Post Keynesian view on the Euro crisis

Some abstracts from a paper from the newest issue of Real-World Economics Review. The paper's title is "The euro imbalances and financial deregulation" by Vernengo & PĂ©rez-Caldentey and can be found here: pdf file.

Some abstracts and highlights (italics are mine):

"More precisely, arguing from an aggregate demand perspective, this paper  shows that the crisis in Europe is the result of an imbalance between core and non-core countries inherent to the Euro economic model.

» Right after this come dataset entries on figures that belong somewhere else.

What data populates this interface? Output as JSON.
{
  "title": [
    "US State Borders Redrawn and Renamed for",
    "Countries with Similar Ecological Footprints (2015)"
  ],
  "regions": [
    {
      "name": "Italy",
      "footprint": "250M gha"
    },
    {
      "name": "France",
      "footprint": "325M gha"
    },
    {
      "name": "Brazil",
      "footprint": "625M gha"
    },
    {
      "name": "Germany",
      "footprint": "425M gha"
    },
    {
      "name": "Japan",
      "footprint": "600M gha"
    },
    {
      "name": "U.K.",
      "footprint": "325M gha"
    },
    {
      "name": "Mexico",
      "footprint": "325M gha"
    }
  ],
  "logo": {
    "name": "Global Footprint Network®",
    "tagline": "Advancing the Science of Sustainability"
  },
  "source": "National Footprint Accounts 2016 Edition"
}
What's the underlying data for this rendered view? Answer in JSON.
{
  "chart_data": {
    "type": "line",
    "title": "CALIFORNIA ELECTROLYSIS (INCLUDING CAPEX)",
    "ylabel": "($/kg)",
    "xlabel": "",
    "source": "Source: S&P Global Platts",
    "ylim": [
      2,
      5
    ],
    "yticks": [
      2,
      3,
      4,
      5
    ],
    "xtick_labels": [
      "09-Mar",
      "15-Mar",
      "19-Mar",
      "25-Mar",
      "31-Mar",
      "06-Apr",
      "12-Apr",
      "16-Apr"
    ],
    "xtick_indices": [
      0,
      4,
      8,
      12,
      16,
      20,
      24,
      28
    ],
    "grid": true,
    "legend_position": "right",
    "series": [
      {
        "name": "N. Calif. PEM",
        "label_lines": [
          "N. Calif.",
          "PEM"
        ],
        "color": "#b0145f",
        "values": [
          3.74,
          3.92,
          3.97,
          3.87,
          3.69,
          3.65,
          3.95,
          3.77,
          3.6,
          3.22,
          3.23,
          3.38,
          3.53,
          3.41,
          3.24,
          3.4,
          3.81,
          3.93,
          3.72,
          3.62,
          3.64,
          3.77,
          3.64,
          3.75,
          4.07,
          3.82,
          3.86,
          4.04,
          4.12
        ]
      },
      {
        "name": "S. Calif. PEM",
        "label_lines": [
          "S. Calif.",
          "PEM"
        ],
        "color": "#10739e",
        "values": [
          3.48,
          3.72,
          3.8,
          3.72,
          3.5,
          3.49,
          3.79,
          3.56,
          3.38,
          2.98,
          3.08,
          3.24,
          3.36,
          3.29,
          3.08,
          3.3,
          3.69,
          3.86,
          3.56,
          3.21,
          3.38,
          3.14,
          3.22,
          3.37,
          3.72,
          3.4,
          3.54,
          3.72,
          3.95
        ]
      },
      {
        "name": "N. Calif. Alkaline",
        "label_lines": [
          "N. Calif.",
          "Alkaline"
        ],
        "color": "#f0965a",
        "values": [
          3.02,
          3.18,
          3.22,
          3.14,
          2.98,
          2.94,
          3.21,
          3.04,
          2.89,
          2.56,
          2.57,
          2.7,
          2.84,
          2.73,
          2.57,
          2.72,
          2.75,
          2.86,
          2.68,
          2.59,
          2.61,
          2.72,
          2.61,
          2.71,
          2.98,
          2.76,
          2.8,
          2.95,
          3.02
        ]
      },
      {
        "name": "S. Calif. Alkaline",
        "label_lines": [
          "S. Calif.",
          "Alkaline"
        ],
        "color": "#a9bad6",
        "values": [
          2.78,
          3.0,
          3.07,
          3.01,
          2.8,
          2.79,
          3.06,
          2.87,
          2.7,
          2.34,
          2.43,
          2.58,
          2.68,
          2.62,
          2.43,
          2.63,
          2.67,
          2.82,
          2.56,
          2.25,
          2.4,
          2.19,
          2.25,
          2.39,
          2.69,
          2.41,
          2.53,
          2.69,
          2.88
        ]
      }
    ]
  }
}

Underpinned by a process of monetary unification and financial deregulation core-countries in the Euro Zone  pursued export led growth policies or more specifically ‘beggar-thy-neighbor policies’ at the expense of mounting disequilibria and debt accumulation in the non-core countries or periphery.  This imbalance became unsustainable and this surfaced in the course of the Global Crisis (2007-2008). Unfortunately, due to the fact that in a crisis governments must increase expenditure (even if only through automatic stabilizers) in order to mitigate its impact while at the same time revenues tend to decline (due to output contraction or outright recession), budget deficits are inevitable and emerge as a favorite cause of the crisis itself."

"In the face of a decline in ROA [return on assets] as in the case of non-core countries between 1990-1995 and 1996-2007 or for a roughly constant [return on equity] as in the case of both core and non-core countries between 1996-2001 and 2002-2007,   the levels of profitability (ROE) of the financial system can be maintained or increased by higher levels of leverage (or indebtedness). The levels of leverage were particularly high in some of the core countries. Available evidence on Germany provided by Bloomberg shows that leverage for the major banks increased on average from 27 to 45 between 1996 and 2007. As well data for 2007 for 14 of the major financial institutions of Europe (located in core countries) indicates that the average leverage ratio was 34 (with a maximum of 50).

The freedom of financial flows to move throughout Europe and abroad, low borrowing costs and easy access to liquidity via leveraging coupled with no exchange rate risk provided a false sense of prosperity in a low risk environment."

[Figure 2 basically shows how aggregate demand was maintained in the periphery countries by investment instead of exports-led growth as in the core countries. That investment was financed with bank-debt, from e.g. Germany and France, and caused furthermore a current account deficit in the periphery countries that had to be corrected sooner or later due to balance-of-payments constraints, see figure 3 below. Notice in figure 3 that the current account was never in the positive zone in the peripheries after the adoption of the Euro on interbank markets in 1999.]

[Germany goes through the 60% public debt wall in 2002.]

"Imbalances in a Monetary or Currency Union are bound to occur when its state members are economically heterogeneous and different.  Recognition of this fact requires  that the establishing Union must create as part of its constituent charter mechanisms to solve and clear the imbalances rather than making them cumulative over time as in the case of the Euro Zone. In practice this amounted to recycle balances from surplus to deficit countries to maintain the dynamics of aggregate demand. This implies that the creditor country should play an active role as part of an equilibrating mechanism [aka. fiscal transfers between countries] and that the brunt of the adjustment  should not be borne by the debtor country which happens to be the weaker and less developed country."